I can’t really explain what took over me, but I got an urge to recreate the entire manual. I matched the typography, redrew the illustrations by measuring my own VL-1, and put it all together as a nice and shiny PDF. I did a slight bit of re-flowing of the text to avoid splitting some of the paragraphs like Casio did with the original, but otherwise it’s a faithful recreation*.

This recreation has been sitting on my hard drive for two years, so I figured I would gift it to the VL-1 owners of the internet. Maybe I was the only one who wanted a more legible copy than the existing scans, but if you do too, here is a link to the manual in all its glory. Happy calculating, internet!

*I wish I was smart enough to have amended the instructions to make the synthesiser sound like a duck or something, but alas it’s beyond my skillset!

Bozos

This is a post about the Bose SoundLink Micro.

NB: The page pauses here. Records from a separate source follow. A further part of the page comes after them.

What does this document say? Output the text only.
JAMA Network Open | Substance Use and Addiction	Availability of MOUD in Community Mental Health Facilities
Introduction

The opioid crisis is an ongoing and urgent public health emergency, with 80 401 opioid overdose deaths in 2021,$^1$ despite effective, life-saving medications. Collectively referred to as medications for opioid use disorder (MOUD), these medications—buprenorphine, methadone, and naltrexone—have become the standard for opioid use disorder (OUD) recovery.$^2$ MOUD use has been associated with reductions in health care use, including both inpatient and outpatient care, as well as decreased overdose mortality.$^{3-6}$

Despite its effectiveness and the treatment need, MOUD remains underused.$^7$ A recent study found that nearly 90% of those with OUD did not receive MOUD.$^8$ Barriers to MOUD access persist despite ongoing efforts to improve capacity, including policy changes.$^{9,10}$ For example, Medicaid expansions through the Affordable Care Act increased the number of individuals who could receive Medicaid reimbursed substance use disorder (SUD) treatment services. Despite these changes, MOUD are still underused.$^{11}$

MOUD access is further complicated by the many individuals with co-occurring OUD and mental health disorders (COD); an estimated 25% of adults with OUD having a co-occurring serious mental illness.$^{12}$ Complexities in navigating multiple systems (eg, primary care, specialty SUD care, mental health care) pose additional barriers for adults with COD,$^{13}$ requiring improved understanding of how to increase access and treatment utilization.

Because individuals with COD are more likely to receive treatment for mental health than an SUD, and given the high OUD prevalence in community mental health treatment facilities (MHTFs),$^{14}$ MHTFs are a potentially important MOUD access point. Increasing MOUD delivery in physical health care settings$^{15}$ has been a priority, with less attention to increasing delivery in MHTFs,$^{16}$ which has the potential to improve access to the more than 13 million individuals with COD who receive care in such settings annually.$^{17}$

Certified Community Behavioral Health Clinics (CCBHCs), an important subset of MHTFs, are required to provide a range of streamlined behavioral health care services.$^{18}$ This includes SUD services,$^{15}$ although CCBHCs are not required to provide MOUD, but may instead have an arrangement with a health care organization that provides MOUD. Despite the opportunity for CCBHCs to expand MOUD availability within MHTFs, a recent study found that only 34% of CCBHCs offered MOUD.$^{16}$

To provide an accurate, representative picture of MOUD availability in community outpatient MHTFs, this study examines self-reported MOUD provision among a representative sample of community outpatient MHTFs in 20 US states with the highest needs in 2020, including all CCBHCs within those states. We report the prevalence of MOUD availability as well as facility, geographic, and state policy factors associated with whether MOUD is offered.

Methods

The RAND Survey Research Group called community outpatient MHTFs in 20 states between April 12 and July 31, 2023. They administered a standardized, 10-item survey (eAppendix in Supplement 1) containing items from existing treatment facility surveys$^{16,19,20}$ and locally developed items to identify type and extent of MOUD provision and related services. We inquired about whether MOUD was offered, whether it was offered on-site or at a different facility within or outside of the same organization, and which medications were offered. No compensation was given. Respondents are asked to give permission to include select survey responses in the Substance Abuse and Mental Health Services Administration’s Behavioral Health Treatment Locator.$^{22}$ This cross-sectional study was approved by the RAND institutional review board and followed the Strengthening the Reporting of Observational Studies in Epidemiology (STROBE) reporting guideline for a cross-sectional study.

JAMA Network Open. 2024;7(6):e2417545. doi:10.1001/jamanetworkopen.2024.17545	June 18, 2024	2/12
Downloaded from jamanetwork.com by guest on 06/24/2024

It’s a thing in my house. It sounds fine – better than a phone – so it is good to take on holiday. It is also waterproof, so when not on holiday, it lives in the bathroom. Every time I look at it though, I wince a little at the design:

It looks like the speaker grille on the front was designed by filling a text area with full stops and setting the text alignment to justify. I find it awkward how it follows the curve of the body of the device, until it doesn’t, and just reverts to a jaggedy edge. It’d solve all its problems if the lines followed the shape of the device, rather than just going in unevenly spaced horizontal lines:

Sometimes I wish reality was this easy to photoshop!

The New Future of Pop Music

Like most dorks of the internet, I have a small habit of buying domains without projects to go along with them. A great example of this is TheLivingJacksons.com; a domain I have been sitting on for more years than I care to admit.

There is half a reason for keeping this domain – around the time I bought it, I had decided that if I had a band, I would call it The Living Jacksons. Never mind the fact that I have no known musical skills – I can still just about beat-match records on a pair of SL-1200s, and I can drop the Rhumba rhythm on my Casio VL-1 to great effect, but beyond that, I’ve never even tried to learn an instrument. I figured, though, that an absence of musical skill doesn’t necessarily exclude a career in pop music, and decided I would put a stake in the ground and claim The Living Jacksons as my own idea by buying the domain.

If this all sounds like an incomplete thought, that’s because it was: I knew I had no musical talent, but I didn’t even consider that I didn’t have something to put on the website. The domain sat doing less than nothing, absorbing renewal money for years, until the penny finally dropped on what the shape of my band was. Introducing The Living Jacksons:

N.b. I’m a lot more handy playing the washing machine than ironing boards, but the publicist and I both agreed that bending over to unload a washer wouldn’t have conveyed the message we are looking to convey with this band!

So finally – I created some press images of the band, and put a website together, with marginally more than nothing on it. Still no music though.